Trust that God guides us on the best path (Psalm 32:8). After all of this, I still believe that God has a guy picked out for me, and me for him. And I believe that God knows what he’s doing when he works out circumstances and relationships the way he does.

After writing this entire post and going back over it multiple times over several days, one line from my devotional reading this morning really stuck out. It was about love being the true fellowship of two souls. I spent a while reading through 1 Corinthians 13 and I was convicted about the terrible job I’ve been doing at love. It’s easy to end a conversation with a friend with: “Bye, I love you!” But do I really love them?

I once heard a friend say that he felt like he had so much work to do on his heart and in his life before he could get married, because he didn’t think he was mature enough or Christ-like enough to love his wife and treat her right. When I heard that, I laughed, because I know we’ll never be “good enough” for anything, if that is our goal. But it started to make sense to me when I looked at what I could be doing so much better. Maybe God knows what he’s doing when he requires us to wait a seemingly long time for a romantic relationship. In our deep struggles connected with the opposite gender/love/families, there are issues we must work through on our own and there are issues we work through with our spouses. Maybe God’s “holding off” because I’m still working on me. Because He’s still working on me.

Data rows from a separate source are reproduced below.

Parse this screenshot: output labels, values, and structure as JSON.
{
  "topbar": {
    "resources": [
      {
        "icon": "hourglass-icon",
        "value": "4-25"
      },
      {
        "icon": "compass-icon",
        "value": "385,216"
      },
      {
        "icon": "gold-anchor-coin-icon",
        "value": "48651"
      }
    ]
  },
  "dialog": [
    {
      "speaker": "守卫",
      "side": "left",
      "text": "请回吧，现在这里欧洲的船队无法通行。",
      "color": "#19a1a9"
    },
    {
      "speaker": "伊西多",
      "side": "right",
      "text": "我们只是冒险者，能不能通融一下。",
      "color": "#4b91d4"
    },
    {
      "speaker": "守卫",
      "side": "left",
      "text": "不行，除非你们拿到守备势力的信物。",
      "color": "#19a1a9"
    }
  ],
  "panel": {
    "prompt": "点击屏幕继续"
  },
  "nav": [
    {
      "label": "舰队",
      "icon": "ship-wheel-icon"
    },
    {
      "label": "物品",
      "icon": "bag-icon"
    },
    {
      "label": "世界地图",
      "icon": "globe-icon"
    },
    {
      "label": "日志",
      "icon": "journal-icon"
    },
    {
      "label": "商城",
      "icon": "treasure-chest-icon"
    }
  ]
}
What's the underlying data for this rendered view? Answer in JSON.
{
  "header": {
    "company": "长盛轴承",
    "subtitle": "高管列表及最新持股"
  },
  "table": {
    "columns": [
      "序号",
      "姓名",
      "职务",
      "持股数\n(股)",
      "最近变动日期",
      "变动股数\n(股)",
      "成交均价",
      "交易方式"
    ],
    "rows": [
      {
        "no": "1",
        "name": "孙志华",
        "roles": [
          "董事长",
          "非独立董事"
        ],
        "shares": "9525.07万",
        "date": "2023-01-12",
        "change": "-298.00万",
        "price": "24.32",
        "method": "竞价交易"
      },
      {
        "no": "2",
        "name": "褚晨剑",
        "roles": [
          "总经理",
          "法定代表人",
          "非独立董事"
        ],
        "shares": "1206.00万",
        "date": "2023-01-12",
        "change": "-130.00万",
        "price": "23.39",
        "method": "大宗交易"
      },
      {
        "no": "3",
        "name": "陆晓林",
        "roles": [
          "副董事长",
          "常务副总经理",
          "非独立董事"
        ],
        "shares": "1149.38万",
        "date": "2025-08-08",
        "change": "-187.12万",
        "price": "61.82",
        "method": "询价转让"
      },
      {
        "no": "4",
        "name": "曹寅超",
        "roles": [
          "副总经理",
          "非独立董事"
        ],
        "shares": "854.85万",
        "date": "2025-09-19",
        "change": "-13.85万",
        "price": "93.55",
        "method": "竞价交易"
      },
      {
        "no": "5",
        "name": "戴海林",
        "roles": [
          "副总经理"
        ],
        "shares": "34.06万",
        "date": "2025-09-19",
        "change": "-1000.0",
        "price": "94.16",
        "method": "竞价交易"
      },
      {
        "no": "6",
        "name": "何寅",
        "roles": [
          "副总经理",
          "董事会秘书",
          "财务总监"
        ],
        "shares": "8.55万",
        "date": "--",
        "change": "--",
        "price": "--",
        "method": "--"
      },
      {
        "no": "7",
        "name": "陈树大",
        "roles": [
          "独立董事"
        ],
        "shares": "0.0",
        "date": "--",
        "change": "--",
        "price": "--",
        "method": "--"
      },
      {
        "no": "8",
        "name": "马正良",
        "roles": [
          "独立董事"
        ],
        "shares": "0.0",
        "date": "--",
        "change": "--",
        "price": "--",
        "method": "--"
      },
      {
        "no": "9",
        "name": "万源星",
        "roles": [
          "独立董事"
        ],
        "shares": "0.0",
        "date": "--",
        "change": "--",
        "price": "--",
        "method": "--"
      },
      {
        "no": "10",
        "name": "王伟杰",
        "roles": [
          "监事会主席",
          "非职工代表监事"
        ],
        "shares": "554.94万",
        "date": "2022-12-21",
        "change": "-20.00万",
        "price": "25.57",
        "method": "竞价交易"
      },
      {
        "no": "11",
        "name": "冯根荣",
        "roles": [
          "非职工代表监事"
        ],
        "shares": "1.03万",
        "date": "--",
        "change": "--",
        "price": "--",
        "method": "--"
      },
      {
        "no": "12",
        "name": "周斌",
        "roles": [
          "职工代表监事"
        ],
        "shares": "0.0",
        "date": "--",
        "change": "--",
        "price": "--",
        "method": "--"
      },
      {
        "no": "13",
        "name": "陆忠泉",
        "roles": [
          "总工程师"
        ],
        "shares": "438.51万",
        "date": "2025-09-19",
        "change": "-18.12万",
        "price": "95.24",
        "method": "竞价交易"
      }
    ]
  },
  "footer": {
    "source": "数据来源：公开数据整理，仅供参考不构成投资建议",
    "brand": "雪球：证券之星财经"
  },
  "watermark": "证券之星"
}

And that’s okay. In fact, it’s awesome. I still fall short, but God is in the process of restoring me. When his timing is right, a guy and I will end up running the race together and being perfected by God together. Jeramy Clark writes, “You’re running on your own, then one day you notice someone running next to you at the same pace and in the same direction. You can run together without hindrance because your course is the same."

For I am confident of this very thing, that He who began a good work in you will perfect it until the day of Christ Jesus. – Philippians 1:6 (NASB)

P.S. I welcome any suggestions for books and articles on this or any other subject.